Tinder profiles don’t give you much information to go on, which seems to encourage messaging people you’ve matched with. They just have a few photos, a tagline, and that’s about it.
When using the app it suggests people based off your location, and you can change the settings to get more suggestions by increasing the mileage the app searches. You can also have it search for people within a certain age, so you can comb through users easier.
A lot of people who use the sex app aren’t really looking for much more than casual sex or a short term relationship. It’s not the best app for looking for the love of your life, although there have been some people who did.
If you’re a girl, you’re going to have to wade through a bunch of creepy and weird messages full of awful pickup lines. To avoid this, I’d recommend swiping right only frequently.
Guys will swipe right so much that eventually they’ll have multiple matches. This is going to provide them with plenty of practice with talking to girls, but they don’t always learn from their mistakes.
Does using Tinder make you shallow? Well, you are judging people pretty much solely off their appearance, as there isn’t a very detailed profile to get a real idea about someone.

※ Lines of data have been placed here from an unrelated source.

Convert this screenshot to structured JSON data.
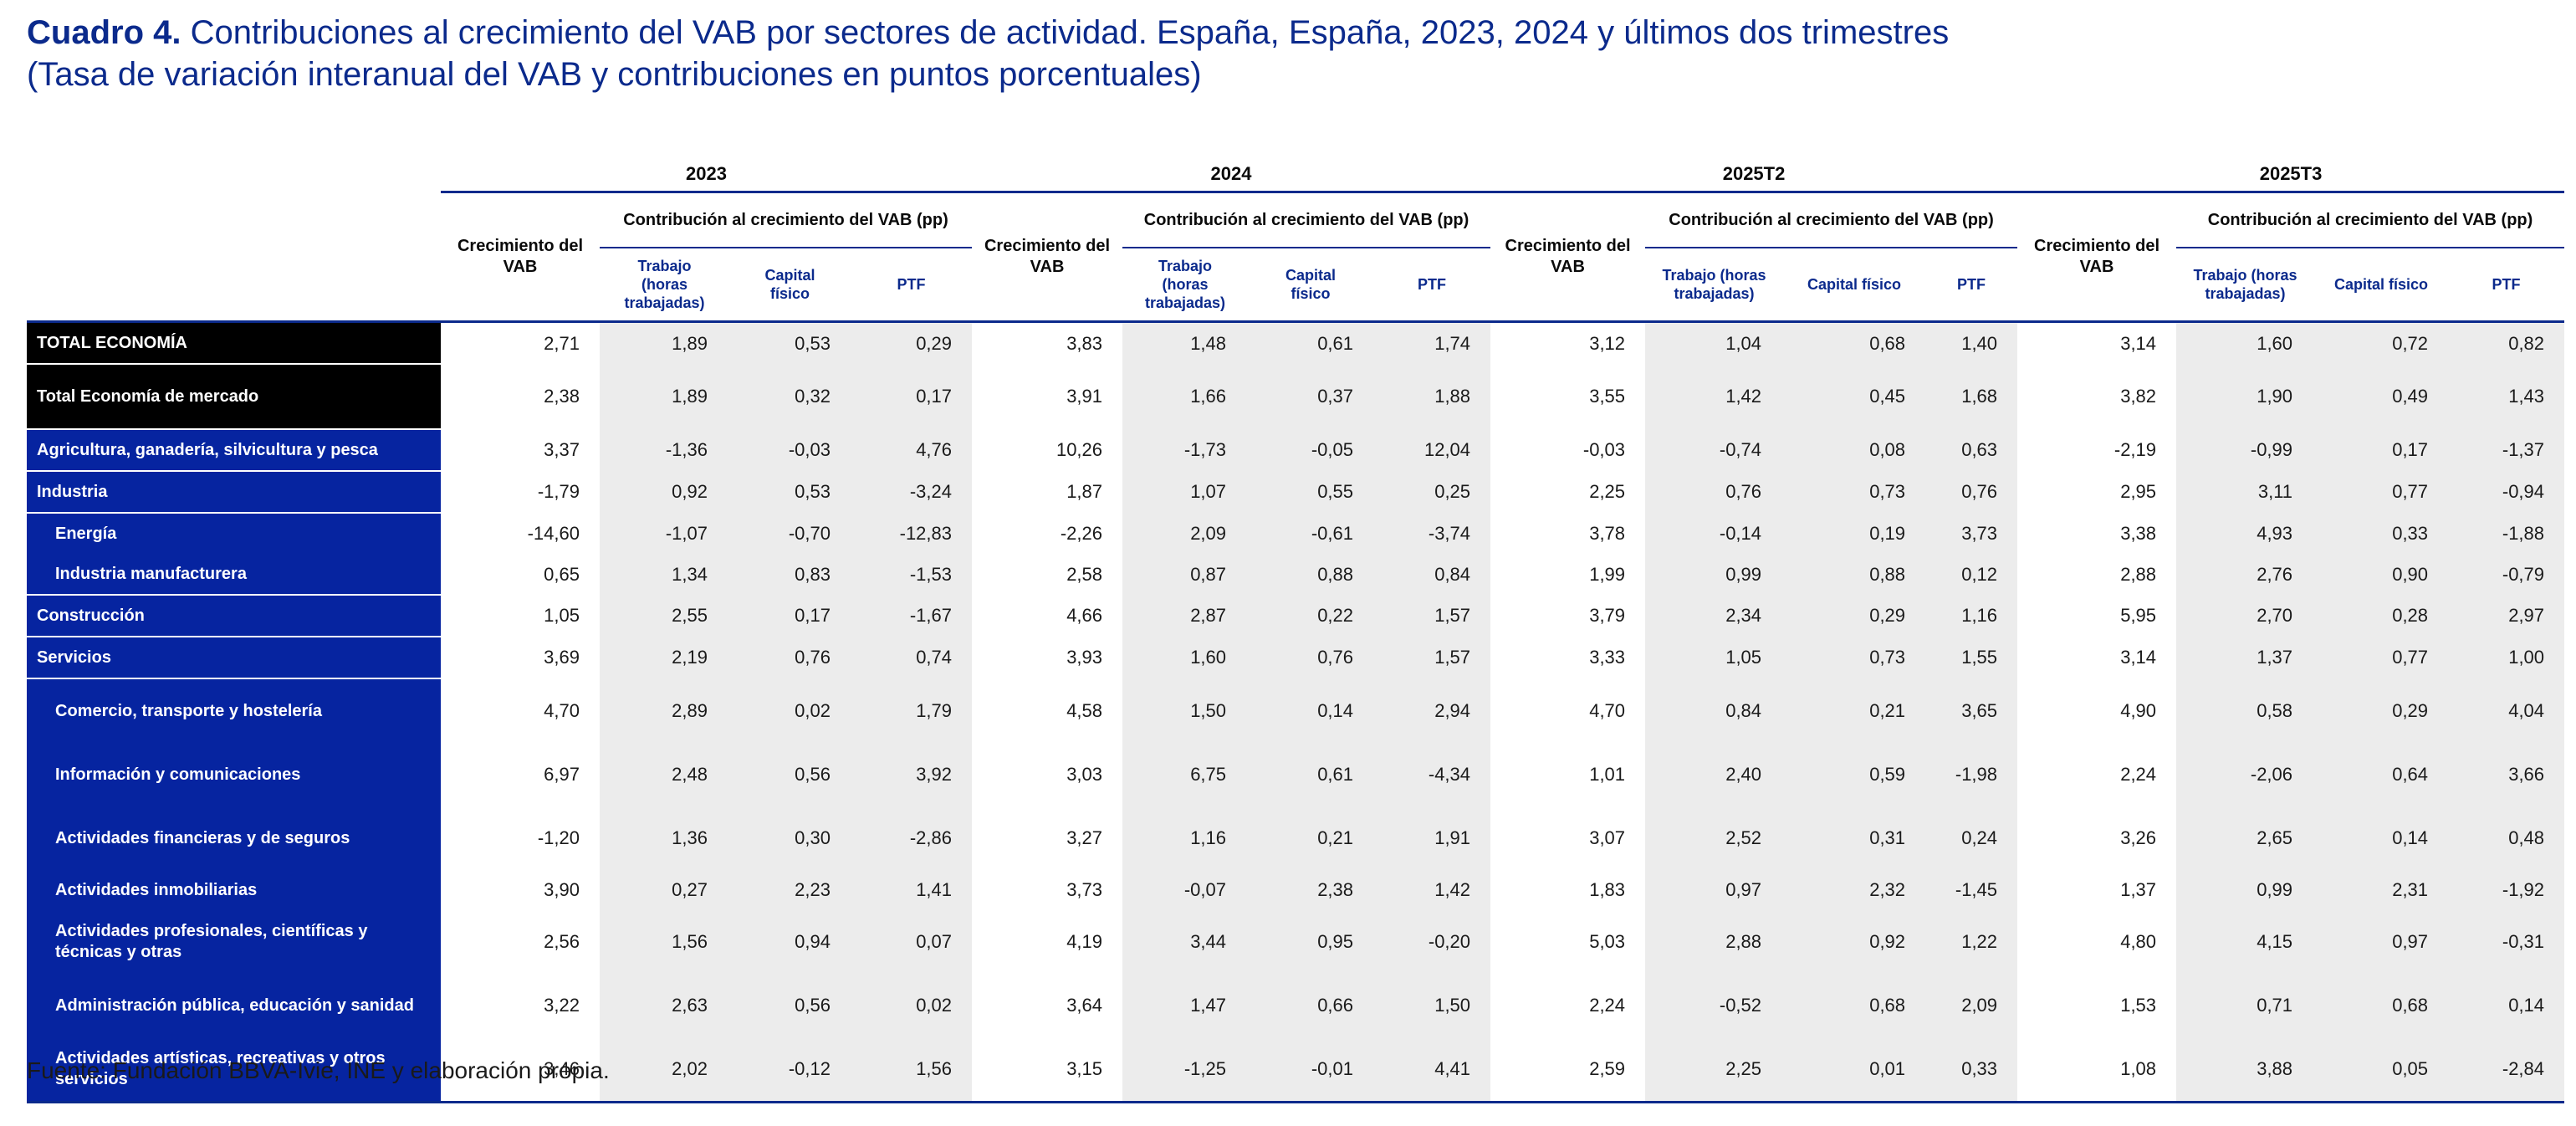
{
  "title": {
    "prefix": "Cuadro 4.",
    "line1": "Contribuciones al crecimiento del VAB por sectores de actividad. España, España, 2023, 2024 y últimos dos trimestres",
    "line2": "(Tasa de variación interanual del VAB y contribuciones en puntos porcentuales)"
  },
  "periods": [
    {
      "label": "2023",
      "growth": "Crecimiento del VAB",
      "contrib": "Contribución al crecimiento del VAB (pp)",
      "c1": "Trabajo (horas trabajadas)",
      "c2": "Capital físico",
      "c3": "PTF"
    },
    {
      "label": "2024",
      "growth": "Crecimiento del VAB",
      "contrib": "Contribución al crecimiento del VAB (pp)",
      "c1": "Trabajo (horas trabajadas)",
      "c2": "Capital físico",
      "c3": "PTF"
    },
    {
      "label": "2025T2",
      "growth": "Crecimiento del VAB",
      "contrib": "Contribución al crecimiento del VAB (pp)",
      "c1": "Trabajo (horas trabajadas)",
      "c2": "Capital físico",
      "c3": "PTF"
    },
    {
      "label": "2025T3",
      "growth": "Crecimiento del VAB",
      "contrib": "Contribución al crecimiento del VAB (pp)",
      "c1": "Trabajo (horas trabajadas)",
      "c2": "Capital físico",
      "c3": "PTF"
    }
  ],
  "rows": [
    {
      "label": "TOTAL ECONOMÍA",
      "v": [
        "2,71",
        "1,89",
        "0,53",
        "0,29",
        "3,83",
        "1,48",
        "0,61",
        "1,74",
        "3,12",
        "1,04",
        "0,68",
        "1,40",
        "3,14",
        "1,60",
        "0,72",
        "0,82"
      ]
    },
    {
      "label": "Total Economía de mercado",
      "v": [
        "2,38",
        "1,89",
        "0,32",
        "0,17",
        "3,91",
        "1,66",
        "0,37",
        "1,88",
        "3,55",
        "1,42",
        "0,45",
        "1,68",
        "3,82",
        "1,90",
        "0,49",
        "1,43"
      ]
    },
    {
      "label": "Agricultura, ganadería, silvicultura y pesca",
      "v": [
        "3,37",
        "-1,36",
        "-0,03",
        "4,76",
        "10,26",
        "-1,73",
        "-0,05",
        "12,04",
        "-0,03",
        "-0,74",
        "0,08",
        "0,63",
        "-2,19",
        "-0,99",
        "0,17",
        "-1,37"
      ]
    },
    {
      "label": "Industria",
      "v": [
        "-1,79",
        "0,92",
        "0,53",
        "-3,24",
        "1,87",
        "1,07",
        "0,55",
        "0,25",
        "2,25",
        "0,76",
        "0,73",
        "0,76",
        "2,95",
        "3,11",
        "0,77",
        "-0,94"
      ]
    },
    {
      "label": "Energía",
      "v": [
        "-14,60",
        "-1,07",
        "-0,70",
        "-12,83",
        "-2,26",
        "2,09",
        "-0,61",
        "-3,74",
        "3,78",
        "-0,14",
        "0,19",
        "3,73",
        "3,38",
        "4,93",
        "0,33",
        "-1,88"
      ]
    },
    {
      "label": "Industria manufacturera",
      "v": [
        "0,65",
        "1,34",
        "0,83",
        "-1,53",
        "2,58",
        "0,87",
        "0,88",
        "0,84",
        "1,99",
        "0,99",
        "0,88",
        "0,12",
        "2,88",
        "2,76",
        "0,90",
        "-0,79"
      ]
    },
    {
      "label": "Construcción",
      "v": [
        "1,05",
        "2,55",
        "0,17",
        "-1,67",
        "4,66",
        "2,87",
        "0,22",
        "1,57",
        "3,79",
        "2,34",
        "0,29",
        "1,16",
        "5,95",
        "2,70",
        "0,28",
        "2,97"
      ]
    },
    {
      "label": "Servicios",
      "v": [
        "3,69",
        "2,19",
        "0,76",
        "0,74",
        "3,93",
        "1,60",
        "0,76",
        "1,57",
        "3,33",
        "1,05",
        "0,73",
        "1,55",
        "3,14",
        "1,37",
        "0,77",
        "1,00"
      ]
    },
    {
      "label": "Comercio, transporte y hostelería",
      "v": [
        "4,70",
        "2,89",
        "0,02",
        "1,79",
        "4,58",
        "1,50",
        "0,14",
        "2,94",
        "4,70",
        "0,84",
        "0,21",
        "3,65",
        "4,90",
        "0,58",
        "0,29",
        "4,04"
      ]
    },
    {
      "label": "Información y comunicaciones",
      "v": [
        "6,97",
        "2,48",
        "0,56",
        "3,92",
        "3,03",
        "6,75",
        "0,61",
        "-4,34",
        "1,01",
        "2,40",
        "0,59",
        "-1,98",
        "2,24",
        "-2,06",
        "0,64",
        "3,66"
      ]
    },
    {
      "label": "Actividades financieras y de seguros",
      "v": [
        "-1,20",
        "1,36",
        "0,30",
        "-2,86",
        "3,27",
        "1,16",
        "0,21",
        "1,91",
        "3,07",
        "2,52",
        "0,31",
        "0,24",
        "3,26",
        "2,65",
        "0,14",
        "0,48"
      ]
    },
    {
      "label": "Actividades inmobiliarias",
      "v": [
        "3,90",
        "0,27",
        "2,23",
        "1,41",
        "3,73",
        "-0,07",
        "2,38",
        "1,42",
        "1,83",
        "0,97",
        "2,32",
        "-1,45",
        "1,37",
        "0,99",
        "2,31",
        "-1,92"
      ]
    },
    {
      "label": "Actividades profesionales, científicas y técnicas y otras",
      "v": [
        "2,56",
        "1,56",
        "0,94",
        "0,07",
        "4,19",
        "3,44",
        "0,95",
        "-0,20",
        "5,03",
        "2,88",
        "0,92",
        "1,22",
        "4,80",
        "4,15",
        "0,97",
        "-0,31"
      ]
    },
    {
      "label": "Administración pública, educación y sanidad",
      "v": [
        "3,22",
        "2,63",
        "0,56",
        "0,02",
        "3,64",
        "1,47",
        "0,66",
        "1,50",
        "2,24",
        "-0,52",
        "0,68",
        "2,09",
        "1,53",
        "0,71",
        "0,68",
        "0,14"
      ]
    },
    {
      "label": "Actividades artísticas, recreativas y otros servicios",
      "v": [
        "3,46",
        "2,02",
        "-0,12",
        "1,56",
        "3,15",
        "-1,25",
        "-0,01",
        "4,41",
        "2,59",
        "2,25",
        "0,01",
        "0,33",
        "1,08",
        "3,88",
        "0,05",
        "-2,84"
      ]
    }
  ],
  "source": "Fuente: Fundación BBVA-Ivie, INE y elaboración propia."
}
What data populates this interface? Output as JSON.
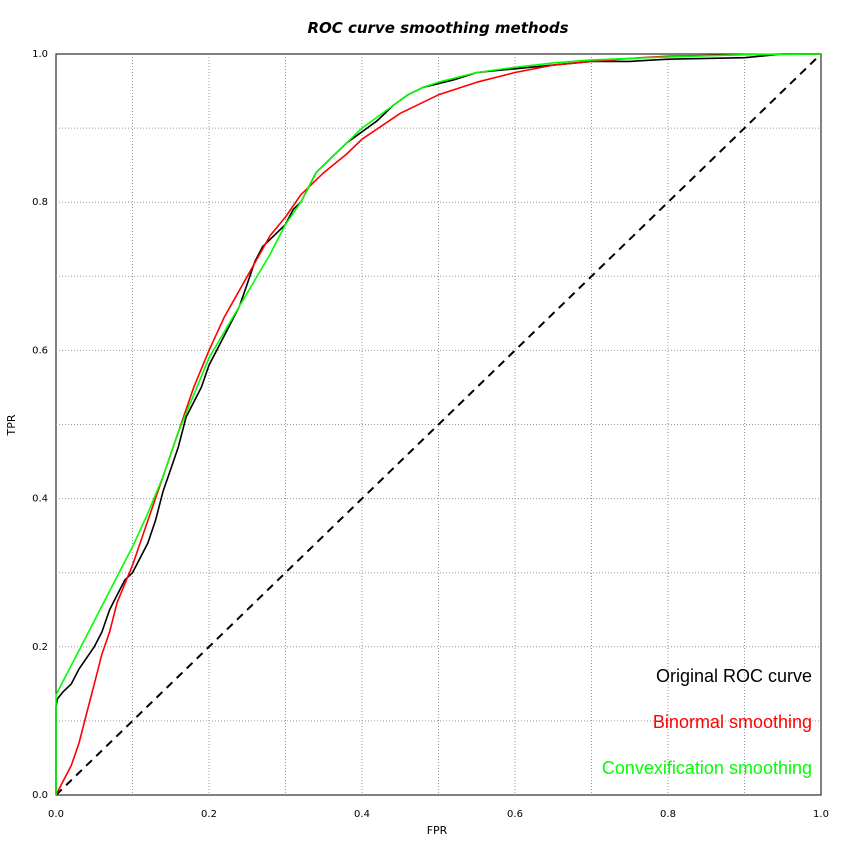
{
  "chart_data": {
    "type": "line",
    "title": "ROC curve smoothing methods",
    "xlabel": "FPR",
    "ylabel": "TPR",
    "xlim": [
      0,
      1
    ],
    "ylim": [
      0,
      1
    ],
    "grid": true,
    "legend_position": "bottom-right",
    "x_ticks": [
      "0.0",
      "0.2",
      "0.4",
      "0.6",
      "0.8",
      "1.0"
    ],
    "y_ticks": [
      "0.0",
      "0.2",
      "0.4",
      "0.6",
      "0.8",
      "1.0"
    ],
    "series": [
      {
        "name": "Original ROC curve",
        "color": "#000000",
        "x": [
          0,
          0,
          0.002,
          0.01,
          0.02,
          0.03,
          0.04,
          0.05,
          0.06,
          0.07,
          0.08,
          0.09,
          0.1,
          0.11,
          0.12,
          0.13,
          0.14,
          0.15,
          0.16,
          0.17,
          0.18,
          0.19,
          0.2,
          0.21,
          0.22,
          0.23,
          0.24,
          0.25,
          0.26,
          0.27,
          0.28,
          0.29,
          0.3,
          0.31,
          0.32,
          0.33,
          0.34,
          0.36,
          0.38,
          0.4,
          0.42,
          0.44,
          0.46,
          0.48,
          0.5,
          0.52,
          0.55,
          0.6,
          0.65,
          0.7,
          0.75,
          0.8,
          0.85,
          0.9,
          0.95,
          1.0
        ],
        "y": [
          0,
          0.12,
          0.13,
          0.14,
          0.15,
          0.17,
          0.185,
          0.2,
          0.22,
          0.25,
          0.27,
          0.29,
          0.3,
          0.32,
          0.34,
          0.37,
          0.41,
          0.44,
          0.47,
          0.51,
          0.53,
          0.55,
          0.58,
          0.6,
          0.62,
          0.64,
          0.66,
          0.69,
          0.72,
          0.74,
          0.75,
          0.76,
          0.77,
          0.79,
          0.8,
          0.82,
          0.84,
          0.86,
          0.88,
          0.895,
          0.91,
          0.93,
          0.945,
          0.955,
          0.96,
          0.965,
          0.975,
          0.98,
          0.985,
          0.99,
          0.99,
          0.993,
          0.994,
          0.995,
          1.0,
          1.0
        ]
      },
      {
        "name": "Binormal smoothing",
        "color": "#ff0000",
        "x": [
          0,
          0.005,
          0.01,
          0.02,
          0.03,
          0.04,
          0.05,
          0.06,
          0.07,
          0.08,
          0.1,
          0.12,
          0.14,
          0.16,
          0.18,
          0.2,
          0.22,
          0.25,
          0.28,
          0.3,
          0.32,
          0.35,
          0.38,
          0.4,
          0.45,
          0.5,
          0.55,
          0.6,
          0.65,
          0.7,
          0.75,
          0.8,
          0.85,
          0.9,
          0.95,
          1.0
        ],
        "y": [
          0,
          0.01,
          0.02,
          0.04,
          0.07,
          0.11,
          0.15,
          0.19,
          0.22,
          0.26,
          0.31,
          0.37,
          0.43,
          0.49,
          0.55,
          0.6,
          0.645,
          0.7,
          0.755,
          0.78,
          0.81,
          0.84,
          0.865,
          0.885,
          0.92,
          0.945,
          0.962,
          0.975,
          0.985,
          0.99,
          0.994,
          0.997,
          0.998,
          0.999,
          1.0,
          1.0
        ]
      },
      {
        "name": "Convexification smoothing",
        "color": "#00ff00",
        "x": [
          0,
          0,
          0.01,
          0.02,
          0.03,
          0.04,
          0.05,
          0.06,
          0.08,
          0.1,
          0.12,
          0.14,
          0.16,
          0.18,
          0.2,
          0.22,
          0.24,
          0.26,
          0.28,
          0.3,
          0.32,
          0.34,
          0.36,
          0.38,
          0.4,
          0.42,
          0.44,
          0.46,
          0.48,
          0.5,
          0.55,
          0.6,
          0.65,
          0.7,
          0.8,
          0.9,
          1.0
        ],
        "y": [
          0,
          0.135,
          0.155,
          0.175,
          0.195,
          0.215,
          0.235,
          0.255,
          0.295,
          0.335,
          0.38,
          0.43,
          0.49,
          0.54,
          0.59,
          0.625,
          0.66,
          0.695,
          0.73,
          0.77,
          0.8,
          0.84,
          0.86,
          0.88,
          0.9,
          0.915,
          0.93,
          0.945,
          0.955,
          0.962,
          0.975,
          0.982,
          0.988,
          0.992,
          0.996,
          0.999,
          1.0
        ]
      },
      {
        "name": "",
        "color": "#000000",
        "dashed": true,
        "x": [
          0,
          1
        ],
        "y": [
          0,
          1
        ]
      }
    ]
  }
}
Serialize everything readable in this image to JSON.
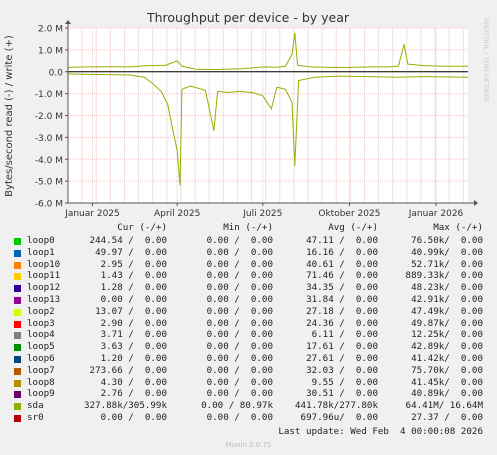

Your profile is meant to give someone a general idea about you, and if you match this encourages interaction to learn more about you.
At a glance, Tinder seems to be rather shallow, but if you use it you’ll find that it is not. It may seem like a hookup app, it does encourage communication more than other dating apps simply because it doesn’t give you a lot of details about people who use the app.
If you use Tinder just for sex and then never talk to the person again, then you’re using it in a shallow way. People who use it for a bit more than casual sex are using it in a genuine way, learning a bit about people they match with.
Tinder may appear to be shallow, but it is really up to the individual’s intentions. Casual sex is meant to be casual, and knowing a lot about each other isn’t the point. It’s casual sex for a reason. Tinder isn’t shallow, but the people who use it can be.